Jerusalem - at once practical, dignified, modern, and yet holy. The deep respect for other religions and for the intellect is evident at the Holy Sepulchre - a Greek Orthodox Church from where Jesus is said to have been resurrected. Jewish and Christians alike come to admire the church and wonder at the power of history. Several groups of Israeli soldiers visit the sight with their guide. The guides describe the Christian tradition with respect and accuracy. We see groups of Israeli soldiers and school children touring many important sights - Jewish and Christian - learning about the history and country they represent and fight for. Every day we see two or three buses with the "Taglit" sign. These are young adults from North America on birthright enjoying the country, each other, the guides, and the Israeli soldiers that join them on their 10-day tour of Israel.

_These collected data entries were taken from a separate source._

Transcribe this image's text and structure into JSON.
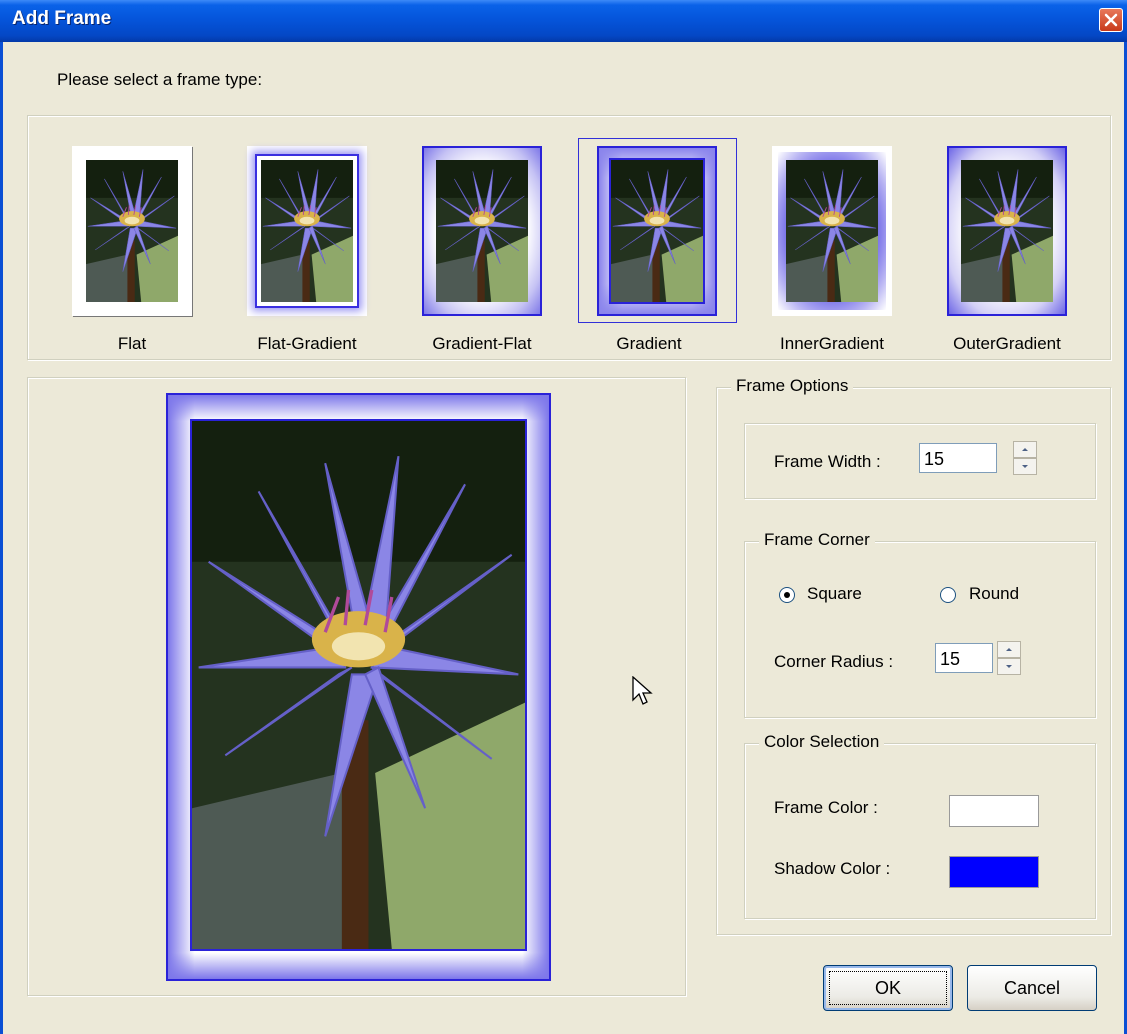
{
  "window": {
    "title": "Add Frame"
  },
  "prompt": "Please select a frame type:",
  "frame_types": [
    {
      "label": "Flat"
    },
    {
      "label": "Flat-Gradient"
    },
    {
      "label": "Gradient-Flat"
    },
    {
      "label": "Gradient",
      "selected": true
    },
    {
      "label": "InnerGradient"
    },
    {
      "label": "OuterGradient"
    }
  ],
  "frame_options": {
    "title": "Frame Options",
    "frame_width_label": "Frame Width :",
    "frame_width_value": "15"
  },
  "frame_corner": {
    "title": "Frame Corner",
    "square_label": "Square",
    "round_label": "Round",
    "selected": "Square",
    "corner_radius_label": "Corner Radius :",
    "corner_radius_value": "15"
  },
  "color_selection": {
    "title": "Color Selection",
    "frame_color_label": "Frame Color :",
    "frame_color": "#FFFFFF",
    "shadow_color_label": "Shadow Color :",
    "shadow_color": "#0000FF"
  },
  "buttons": {
    "ok": "OK",
    "cancel": "Cancel"
  }
}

George, our friend the Armenian ceramicist (you've seen our wonderful ceramic tables built by Arieh) took us on a tour of the Armenian quarter including the Armenian Church, Monastery, and School. This is another quarter of the old city of Jerusalem where people live, run their businesses and thrive. Old Jerusalem is open for touring and for business. Only the Mosques are not available for visit by non-Moslems - in my view unfortunately. Our welcome into a Mosque in Dubai recently, and to a Mosque in Tunis years ago was both interesting and a strong connector to that religious community. Although tours go into the temple mount, non-Moslem tourists are not permitted to enter the Mosques. It seems to me that a more open attitude to visitors might improve the public relations of the Moslem community in this part of the world. Oh well.

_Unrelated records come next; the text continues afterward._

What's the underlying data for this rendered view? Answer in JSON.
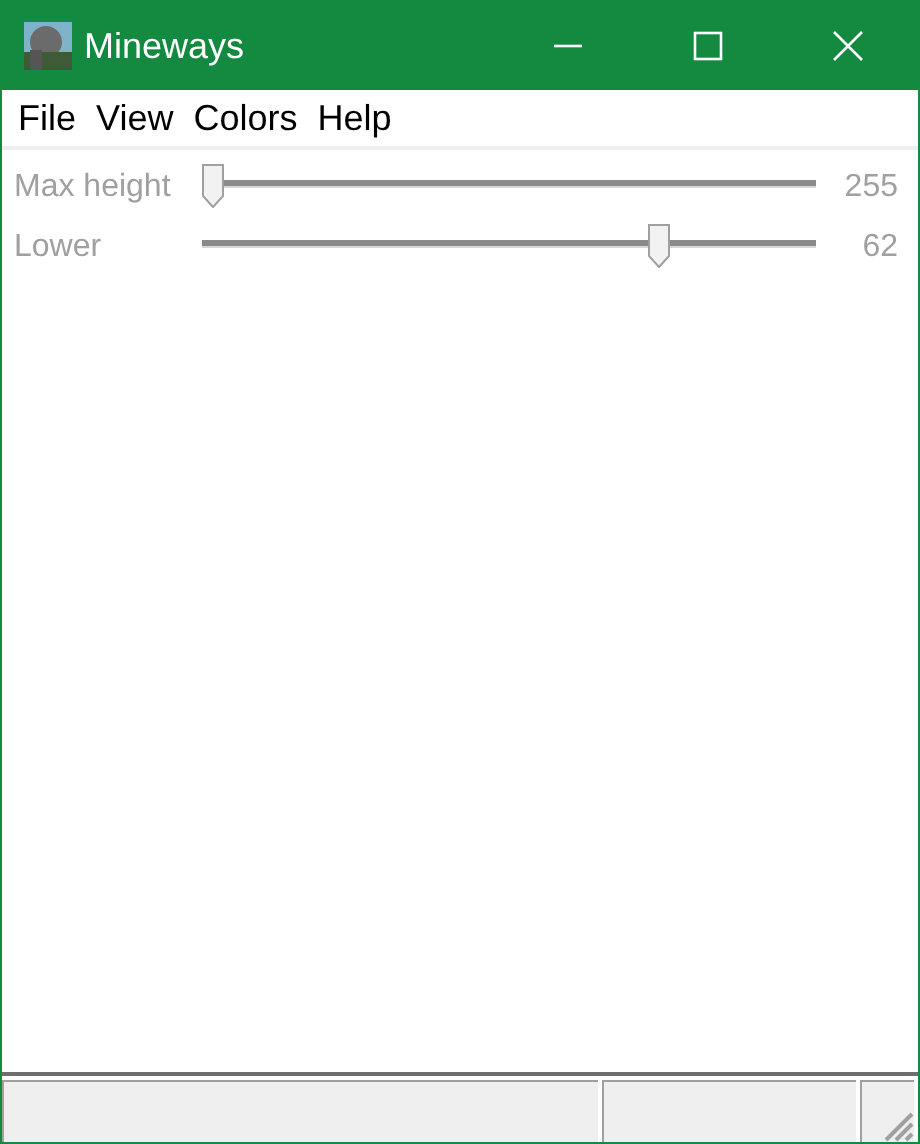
{
  "window": {
    "title": "Mineways"
  },
  "menu": [
    "File",
    "View",
    "Colors",
    "Help"
  ],
  "sliders": [
    {
      "label": "Max height",
      "level": 0,
      "reading": "255",
      "disabled": true
    },
    {
      "label": "Lower",
      "level": 0.755,
      "reading": "62",
      "disabled": true
    }
  ]
}
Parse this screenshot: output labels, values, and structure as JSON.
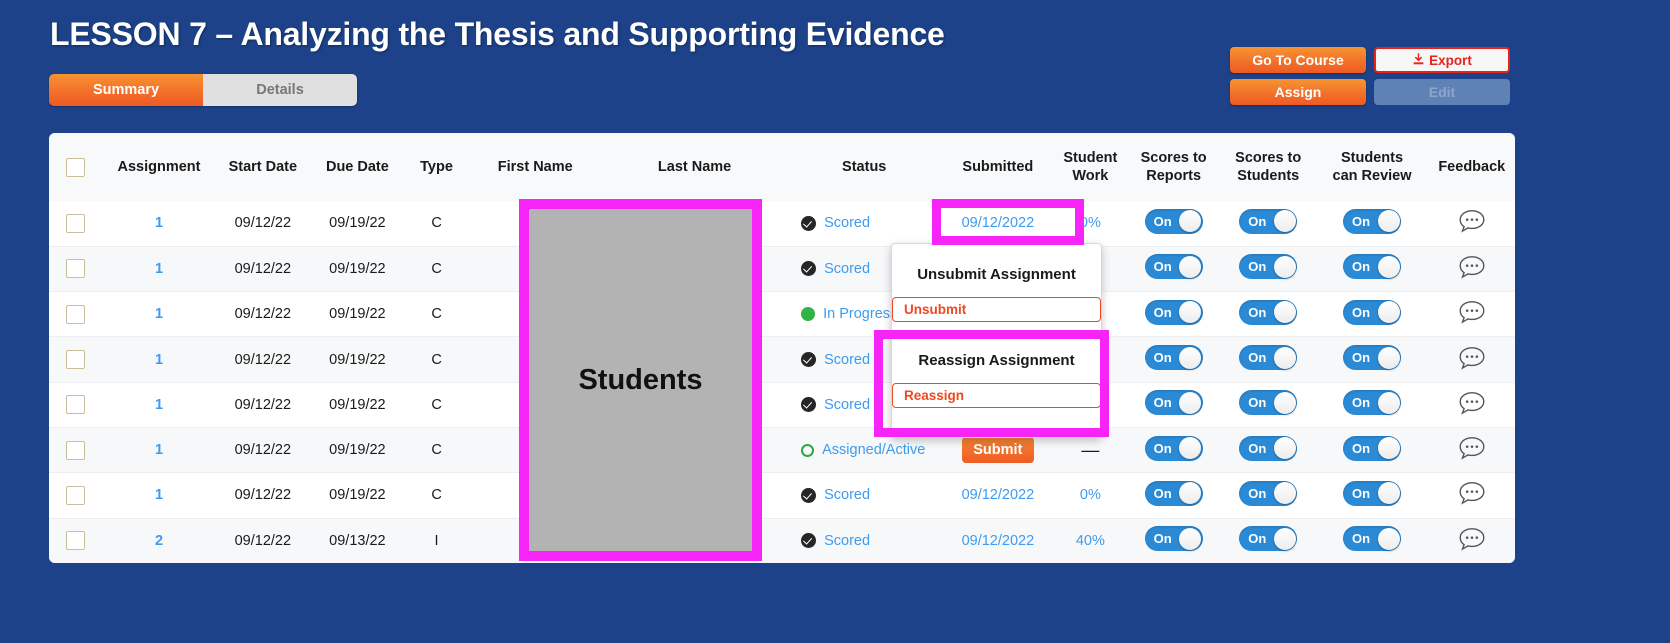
{
  "header": {
    "title": "LESSON 7 – Analyzing the Thesis and Supporting Evidence",
    "tabs": [
      {
        "label": "Summary",
        "active": true
      },
      {
        "label": "Details",
        "active": false
      }
    ],
    "buttons": {
      "go_to_course": "Go To Course",
      "assign": "Assign",
      "export": "Export",
      "edit": "Edit"
    },
    "icons": {
      "export": "download-icon"
    }
  },
  "table": {
    "columns": [
      "",
      "Assignment",
      "Start Date",
      "Due Date",
      "Type",
      "First Name",
      "Last Name",
      "Status",
      "Submitted",
      "Student Work",
      "Scores to Reports",
      "Scores to Students",
      "Students can Review",
      "Feedback"
    ],
    "column_lines": {
      "student_work": [
        "Student",
        "Work"
      ],
      "scores_reports": [
        "Scores to",
        "Reports"
      ],
      "scores_students": [
        "Scores to",
        "Students"
      ],
      "students_review": [
        "Students",
        "can Review"
      ]
    },
    "rows": [
      {
        "assignment": "1",
        "start": "09/12/22",
        "due": "09/19/22",
        "type": "C",
        "status": "Scored",
        "status_icon": "check-circle-icon",
        "submitted": "09/12/2022",
        "submitted_kind": "date",
        "work": "0%",
        "toggles": [
          "On",
          "On",
          "On"
        ],
        "feedback": "comment-icon"
      },
      {
        "assignment": "1",
        "start": "09/12/22",
        "due": "09/19/22",
        "type": "C",
        "status": "Scored",
        "status_icon": "check-circle-icon",
        "submitted": "",
        "submitted_kind": "hidden",
        "work": "",
        "toggles": [
          "On",
          "On",
          "On"
        ],
        "feedback": "comment-icon"
      },
      {
        "assignment": "1",
        "start": "09/12/22",
        "due": "09/19/22",
        "type": "C",
        "status": "In Progress",
        "status_icon": "progress-dot-icon",
        "submitted": "",
        "submitted_kind": "hidden",
        "work": "",
        "toggles": [
          "On",
          "On",
          "On"
        ],
        "feedback": "comment-icon"
      },
      {
        "assignment": "1",
        "start": "09/12/22",
        "due": "09/19/22",
        "type": "C",
        "status": "Scored",
        "status_icon": "check-circle-icon",
        "submitted": "",
        "submitted_kind": "hidden",
        "work": "",
        "toggles": [
          "On",
          "On",
          "On"
        ],
        "feedback": "comment-icon"
      },
      {
        "assignment": "1",
        "start": "09/12/22",
        "due": "09/19/22",
        "type": "C",
        "status": "Scored",
        "status_icon": "check-circle-icon",
        "submitted": "",
        "submitted_kind": "hidden",
        "work": "",
        "toggles": [
          "On",
          "On",
          "On"
        ],
        "feedback": "comment-icon"
      },
      {
        "assignment": "1",
        "start": "09/12/22",
        "due": "09/19/22",
        "type": "C",
        "status": "Assigned/Active",
        "status_icon": "circle-outline-icon",
        "submitted": "Submit",
        "submitted_kind": "button",
        "work": "—",
        "toggles": [
          "On",
          "On",
          "On"
        ],
        "feedback": "comment-icon"
      },
      {
        "assignment": "1",
        "start": "09/12/22",
        "due": "09/19/22",
        "type": "C",
        "status": "Scored",
        "status_icon": "check-circle-icon",
        "submitted": "09/12/2022",
        "submitted_kind": "date",
        "work": "0%",
        "toggles": [
          "On",
          "On",
          "On"
        ],
        "feedback": "comment-icon"
      },
      {
        "assignment": "2",
        "start": "09/12/22",
        "due": "09/13/22",
        "type": "I",
        "status": "Scored",
        "status_icon": "check-circle-icon",
        "submitted": "09/12/2022",
        "submitted_kind": "date",
        "work": "40%",
        "toggles": [
          "On",
          "On",
          "On"
        ],
        "feedback": "comment-icon"
      }
    ]
  },
  "overlays": {
    "students_mask": {
      "label": "Students"
    },
    "popup": {
      "unsubmit_title": "Unsubmit Assignment",
      "unsubmit_button": "Unsubmit",
      "reassign_title": "Reassign Assignment",
      "reassign_button": "Reassign"
    },
    "highlights": [
      "submitted-cell-highlight",
      "reassign-section-highlight"
    ]
  },
  "colors": {
    "page_background": "#1d4289",
    "accent_orange": "#ef5a23",
    "link_blue": "#3d9bf0",
    "toggle_blue": "#2b8ad6",
    "highlight_magenta": "#f724f7",
    "danger_red": "#ef4822",
    "mask_gray": "#b3b3b3"
  }
}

Jerusalem and Israel have so much more than holy sights, excavations, and museums. It is a vibrant cultural centre. Most nights we've been to concerts - from gorgeous free classical music at the Brigham Young Centre which overlooks the city - to Yehudit Ravitz (a popular Israeli chanteuse) on Kibbutz Na'an, to a students' dance and theatre performance at a college in Tel Aviv. We also heard our friend's son, Nadav Amir-Himel (remember that name!) play a Mozart Piano Concerto brilliantly at the Music Department of Tel Aviv University. We attended an English language play, The Value of Names, at the English language theatre here. They put on 4 or 5 plays a season. Last week was the Jerusalem Festival, this week a theatre and a jazz festival.

Our favorite locale for concerts is the Institute for Middle East Studies at the gorgeous Brigham Young building at the Hebrew University on Mount Scopus. Behind the performers, the city of Jerusalem is part of the event. The vibrant young pianist Yaron Kohlberg - remember his name- performed with a cellist and a bass in front of the backdrop of the city. A concert of Israeli folk groups - our Holy Blossom Singers would have loved it - also performed here. What a joy to listen to magnificent music as the sun sets over Jerusalem.

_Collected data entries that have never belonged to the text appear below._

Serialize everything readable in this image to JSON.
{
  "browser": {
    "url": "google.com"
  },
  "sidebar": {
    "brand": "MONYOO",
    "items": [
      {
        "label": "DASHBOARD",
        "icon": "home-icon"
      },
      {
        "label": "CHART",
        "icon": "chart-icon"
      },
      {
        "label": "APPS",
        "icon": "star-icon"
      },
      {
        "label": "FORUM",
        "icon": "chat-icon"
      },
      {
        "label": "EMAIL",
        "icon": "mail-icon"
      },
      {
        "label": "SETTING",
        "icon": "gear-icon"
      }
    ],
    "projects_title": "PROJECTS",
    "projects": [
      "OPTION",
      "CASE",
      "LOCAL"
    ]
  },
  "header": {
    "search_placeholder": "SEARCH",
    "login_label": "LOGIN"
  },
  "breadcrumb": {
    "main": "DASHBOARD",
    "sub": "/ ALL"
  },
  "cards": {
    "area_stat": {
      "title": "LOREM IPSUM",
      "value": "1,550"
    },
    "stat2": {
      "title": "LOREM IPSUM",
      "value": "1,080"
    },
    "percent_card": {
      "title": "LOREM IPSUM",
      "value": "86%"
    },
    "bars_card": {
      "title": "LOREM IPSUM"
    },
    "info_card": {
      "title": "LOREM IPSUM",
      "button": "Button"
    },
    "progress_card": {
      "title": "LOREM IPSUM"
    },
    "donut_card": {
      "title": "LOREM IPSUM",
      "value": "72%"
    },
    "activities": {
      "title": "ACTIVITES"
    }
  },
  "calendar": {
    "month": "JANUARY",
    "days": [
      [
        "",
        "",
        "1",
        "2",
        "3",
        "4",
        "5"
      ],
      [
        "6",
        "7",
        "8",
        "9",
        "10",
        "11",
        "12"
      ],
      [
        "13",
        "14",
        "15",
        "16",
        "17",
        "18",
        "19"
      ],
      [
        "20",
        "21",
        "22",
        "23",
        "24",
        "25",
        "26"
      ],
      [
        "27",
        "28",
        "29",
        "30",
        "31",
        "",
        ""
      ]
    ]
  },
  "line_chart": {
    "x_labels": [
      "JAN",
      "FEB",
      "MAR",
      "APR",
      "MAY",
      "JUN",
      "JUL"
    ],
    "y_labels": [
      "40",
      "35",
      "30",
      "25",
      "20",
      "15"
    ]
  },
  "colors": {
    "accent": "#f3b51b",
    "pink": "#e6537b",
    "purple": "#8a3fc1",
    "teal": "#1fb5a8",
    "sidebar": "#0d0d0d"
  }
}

Jerusalem is at once modern and ancient. A new modern Israeli city has been built on the city outside the walls of the old city. Much has changed in this city since I was here in 1991. It is well serviced with roads, bridges, highways, and public transport, has many hotels and restaurants, juice spots and hummous and falafel joints, and, of course, coffee houses with at least as many choices as North America. The shops are modern and yet there is the colourful Mekhane Yehuda - a market with the best fruit, vegetables, spices, and pastries in all of Israel.

The people have been polite (excluding the tourist bureau and the post office) and urbane. They don't greet you, but when you ask a question they happily give you information in Hebrew or broken English as required. Oh! And so clean! We don't seem to have to do a footwash several times a day as we've been doing in other countries. Here in Jerusalem our feet are clean no matter how much walking we do in our battered travel-worn Mephisto sandals. And the sense of humour! How easy to get a wisecrack, a wry answer, a laugh, from these people, my people.